René liked to explore every part of Eve, tracing every crevice and corner of her body, his tongue lingering as long on the spaces behind her ears and the hollows of her knees as on the more expected places. He spun it out endlessly, content to play for hours, taking her hand and using it to explore his own pale unmarked skin. He turned her and posed her, positioned her and explored her, watching and learning through it all.
“Your eyes widen just a little whenever I surprise you,” he observed one night. “Like a doe’s—” And he turned to her breast and employed his teeth in a bit of sudden expert roughness. “Like that,” he said, brushing her lashes with his thumb. It wasn’t something Eve ever considered; how the intimacy of skin against naked skin unpeeled another layer from people besides clothes; how it was another way for people to know one another. I do not want him to know me, she thought desperately. Her work depended on him not knowing her, yet every night he learned more.
“It is hardest to lie to those who know us best.” Captain Cameron had said that in Folkestone. Eve shoved the thought of him away, not wanting it anywhere near her nights in Ren
é’s bed, but the fear persisted. If René learned her well enough, would she be able to continue fooling him?
Yes, she thought fiercely. It will mean more and better lying, but that you can do. And remember: you are learning him too.
Night by night, Eve learned the twitch of René’s every muscle, each flare of his eyes. The man armored in his beautiful suits was easier to read now that she knew how the naked muscles moved beneath.
Once he finished toying with her, the joining was swift. He preferred to be behind or above, hand twined in her hair to tip her face back, holding her where he could see her every reaction. He liked her to look back at him—“Eyes open, pet,” he ordered frequently, never missing a stroke.
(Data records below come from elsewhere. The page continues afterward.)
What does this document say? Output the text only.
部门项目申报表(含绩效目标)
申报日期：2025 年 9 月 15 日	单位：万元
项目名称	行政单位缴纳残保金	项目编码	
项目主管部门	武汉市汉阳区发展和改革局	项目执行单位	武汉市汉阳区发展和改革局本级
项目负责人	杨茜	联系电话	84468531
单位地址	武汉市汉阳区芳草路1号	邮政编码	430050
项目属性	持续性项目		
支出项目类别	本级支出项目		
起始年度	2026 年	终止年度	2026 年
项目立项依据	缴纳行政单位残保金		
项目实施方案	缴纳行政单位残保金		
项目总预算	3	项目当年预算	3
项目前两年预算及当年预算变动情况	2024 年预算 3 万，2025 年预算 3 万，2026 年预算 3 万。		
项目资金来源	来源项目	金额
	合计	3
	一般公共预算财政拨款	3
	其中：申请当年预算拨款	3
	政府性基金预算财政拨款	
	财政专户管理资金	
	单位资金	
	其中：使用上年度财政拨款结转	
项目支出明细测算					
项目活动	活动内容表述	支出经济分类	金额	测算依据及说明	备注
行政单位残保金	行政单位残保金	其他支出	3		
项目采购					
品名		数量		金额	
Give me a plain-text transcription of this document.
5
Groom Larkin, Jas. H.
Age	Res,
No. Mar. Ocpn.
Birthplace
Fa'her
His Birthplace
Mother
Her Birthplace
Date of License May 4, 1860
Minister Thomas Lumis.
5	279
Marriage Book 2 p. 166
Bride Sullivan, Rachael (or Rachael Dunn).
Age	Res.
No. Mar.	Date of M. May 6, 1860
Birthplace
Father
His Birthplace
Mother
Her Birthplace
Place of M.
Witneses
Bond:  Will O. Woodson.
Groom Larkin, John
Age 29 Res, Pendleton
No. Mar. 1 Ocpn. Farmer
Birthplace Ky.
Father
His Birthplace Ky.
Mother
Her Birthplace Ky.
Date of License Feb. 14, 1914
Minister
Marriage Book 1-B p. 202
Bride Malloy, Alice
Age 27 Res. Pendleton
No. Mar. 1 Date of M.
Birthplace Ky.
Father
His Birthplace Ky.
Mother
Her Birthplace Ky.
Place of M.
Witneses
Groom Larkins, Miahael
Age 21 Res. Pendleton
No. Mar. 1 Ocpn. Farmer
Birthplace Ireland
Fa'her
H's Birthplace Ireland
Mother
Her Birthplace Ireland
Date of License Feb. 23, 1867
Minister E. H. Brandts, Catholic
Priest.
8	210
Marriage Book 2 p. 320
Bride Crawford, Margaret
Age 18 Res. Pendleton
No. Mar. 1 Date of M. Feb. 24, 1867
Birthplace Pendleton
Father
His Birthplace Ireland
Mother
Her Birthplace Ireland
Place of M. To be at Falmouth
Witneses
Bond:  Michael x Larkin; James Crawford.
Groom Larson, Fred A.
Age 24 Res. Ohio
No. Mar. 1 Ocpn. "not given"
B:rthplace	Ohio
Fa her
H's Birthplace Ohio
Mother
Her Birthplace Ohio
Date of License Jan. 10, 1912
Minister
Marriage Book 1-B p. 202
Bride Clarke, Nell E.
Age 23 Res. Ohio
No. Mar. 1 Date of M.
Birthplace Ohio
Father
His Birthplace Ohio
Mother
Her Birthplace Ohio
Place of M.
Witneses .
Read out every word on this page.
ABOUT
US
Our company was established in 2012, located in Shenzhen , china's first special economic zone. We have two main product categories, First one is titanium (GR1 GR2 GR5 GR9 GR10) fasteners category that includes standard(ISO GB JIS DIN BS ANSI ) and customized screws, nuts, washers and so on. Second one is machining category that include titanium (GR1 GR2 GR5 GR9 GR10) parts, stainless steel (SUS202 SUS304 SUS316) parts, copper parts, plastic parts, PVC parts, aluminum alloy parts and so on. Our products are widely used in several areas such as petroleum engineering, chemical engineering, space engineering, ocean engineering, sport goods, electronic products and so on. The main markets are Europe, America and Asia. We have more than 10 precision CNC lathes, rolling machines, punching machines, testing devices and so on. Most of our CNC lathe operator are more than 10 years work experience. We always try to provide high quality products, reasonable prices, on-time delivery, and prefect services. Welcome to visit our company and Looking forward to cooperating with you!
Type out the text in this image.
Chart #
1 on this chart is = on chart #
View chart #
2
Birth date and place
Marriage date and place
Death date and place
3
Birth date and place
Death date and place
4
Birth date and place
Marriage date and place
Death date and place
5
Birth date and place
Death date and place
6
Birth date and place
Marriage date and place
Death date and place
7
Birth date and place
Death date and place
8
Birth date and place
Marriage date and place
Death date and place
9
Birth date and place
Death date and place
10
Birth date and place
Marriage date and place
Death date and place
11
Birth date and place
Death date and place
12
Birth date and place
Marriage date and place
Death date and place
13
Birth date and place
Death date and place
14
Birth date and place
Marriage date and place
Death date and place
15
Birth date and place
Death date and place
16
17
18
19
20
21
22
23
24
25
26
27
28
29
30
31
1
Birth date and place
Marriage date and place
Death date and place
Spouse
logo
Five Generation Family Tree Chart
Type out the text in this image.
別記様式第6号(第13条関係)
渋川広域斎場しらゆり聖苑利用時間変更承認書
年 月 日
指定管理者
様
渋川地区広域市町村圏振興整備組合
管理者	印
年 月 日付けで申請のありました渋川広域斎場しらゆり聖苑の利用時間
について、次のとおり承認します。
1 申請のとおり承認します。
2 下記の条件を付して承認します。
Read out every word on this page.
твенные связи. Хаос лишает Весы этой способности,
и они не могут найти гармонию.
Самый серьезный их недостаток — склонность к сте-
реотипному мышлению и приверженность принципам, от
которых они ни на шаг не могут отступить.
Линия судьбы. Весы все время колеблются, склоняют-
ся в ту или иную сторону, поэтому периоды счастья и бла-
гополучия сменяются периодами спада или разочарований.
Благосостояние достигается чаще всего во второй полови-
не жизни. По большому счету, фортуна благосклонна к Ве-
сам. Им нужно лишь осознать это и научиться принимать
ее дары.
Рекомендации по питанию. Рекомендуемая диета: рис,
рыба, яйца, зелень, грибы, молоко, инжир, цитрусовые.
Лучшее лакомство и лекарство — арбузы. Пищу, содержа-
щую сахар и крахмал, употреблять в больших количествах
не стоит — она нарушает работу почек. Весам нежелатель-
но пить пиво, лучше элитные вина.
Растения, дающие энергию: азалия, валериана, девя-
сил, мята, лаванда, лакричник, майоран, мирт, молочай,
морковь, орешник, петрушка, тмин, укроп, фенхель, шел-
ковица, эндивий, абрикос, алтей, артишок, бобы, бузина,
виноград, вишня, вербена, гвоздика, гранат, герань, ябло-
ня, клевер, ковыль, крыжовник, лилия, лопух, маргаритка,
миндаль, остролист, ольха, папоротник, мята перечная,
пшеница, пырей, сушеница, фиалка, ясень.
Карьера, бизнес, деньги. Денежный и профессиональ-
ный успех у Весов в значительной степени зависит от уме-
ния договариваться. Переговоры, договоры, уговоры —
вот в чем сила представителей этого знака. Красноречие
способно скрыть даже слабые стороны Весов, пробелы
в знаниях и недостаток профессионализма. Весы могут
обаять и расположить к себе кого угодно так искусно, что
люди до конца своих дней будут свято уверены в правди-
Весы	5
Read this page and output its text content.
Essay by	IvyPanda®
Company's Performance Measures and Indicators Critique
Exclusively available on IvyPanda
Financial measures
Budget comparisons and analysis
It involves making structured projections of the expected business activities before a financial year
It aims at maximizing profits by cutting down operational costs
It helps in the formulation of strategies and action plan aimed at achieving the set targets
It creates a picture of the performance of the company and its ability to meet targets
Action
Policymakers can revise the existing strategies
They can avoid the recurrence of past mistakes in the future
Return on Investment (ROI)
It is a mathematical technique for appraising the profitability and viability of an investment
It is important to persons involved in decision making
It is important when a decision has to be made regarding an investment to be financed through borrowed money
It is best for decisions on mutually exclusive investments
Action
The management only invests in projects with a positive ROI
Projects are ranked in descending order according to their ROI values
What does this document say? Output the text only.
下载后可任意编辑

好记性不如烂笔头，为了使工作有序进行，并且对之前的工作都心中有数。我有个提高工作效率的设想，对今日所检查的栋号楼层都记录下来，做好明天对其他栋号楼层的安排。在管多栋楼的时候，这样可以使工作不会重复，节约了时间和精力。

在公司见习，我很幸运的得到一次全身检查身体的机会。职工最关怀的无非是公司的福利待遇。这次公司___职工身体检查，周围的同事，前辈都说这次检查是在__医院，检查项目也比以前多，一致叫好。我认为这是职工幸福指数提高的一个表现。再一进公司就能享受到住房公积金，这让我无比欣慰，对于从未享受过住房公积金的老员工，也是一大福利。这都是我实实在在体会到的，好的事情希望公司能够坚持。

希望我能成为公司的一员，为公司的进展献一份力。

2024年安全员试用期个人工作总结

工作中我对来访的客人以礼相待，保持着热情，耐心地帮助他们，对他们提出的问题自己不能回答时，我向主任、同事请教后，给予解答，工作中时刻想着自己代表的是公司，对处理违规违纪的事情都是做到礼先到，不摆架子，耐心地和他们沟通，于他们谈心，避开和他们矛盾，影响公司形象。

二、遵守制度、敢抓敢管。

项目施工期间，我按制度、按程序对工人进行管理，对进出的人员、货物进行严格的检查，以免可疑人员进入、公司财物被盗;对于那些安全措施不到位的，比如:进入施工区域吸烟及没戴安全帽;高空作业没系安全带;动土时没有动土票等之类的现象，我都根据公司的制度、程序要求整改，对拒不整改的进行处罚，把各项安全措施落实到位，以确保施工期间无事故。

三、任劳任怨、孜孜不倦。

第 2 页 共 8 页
And when he finally allowed his own pleasure to make an end of it, he sank slowly over her, letting her body cushion his as their sweat cooled, and picked up whatever conversation they’d been having in his study, about Débussy or Klimt or Provençal wine.
Tonight it was about the kaiser.
“I’m told he was pleased by this visit. The airfield met with his approval, though one has to wonder what he thought of the trenches. Ghastly places, one hears.”
“Did you m-m-meet him?” Eve lay still, her fingers twined with René’s against the pillow and her legs tangled around his lean thighs. During moments like these, he was at his most incautious. “I h-hoped he would come to Le Lethe . . .”
René caught a flicker of emotion from her there, as much as she masked her face in innocence. “So you could spit in his vichyssoise?”
Eve made light of it, not lying. She never lied when they lay pressed together skin against skin, not if she could help it. Thoughts traveled faster skin to skin. “I wouldn’t spit in his soup,” she said frankly. “But I’d t-t-think about it.”
René laughed, rolling away. His flesh slid from her, and Eve repressed the usual shiver. “One hears he is a vulgar man, kaiser or no. Still, I was hoping he’d come to the restaurant. Quite a coup that would have been, playing host to an emperor.”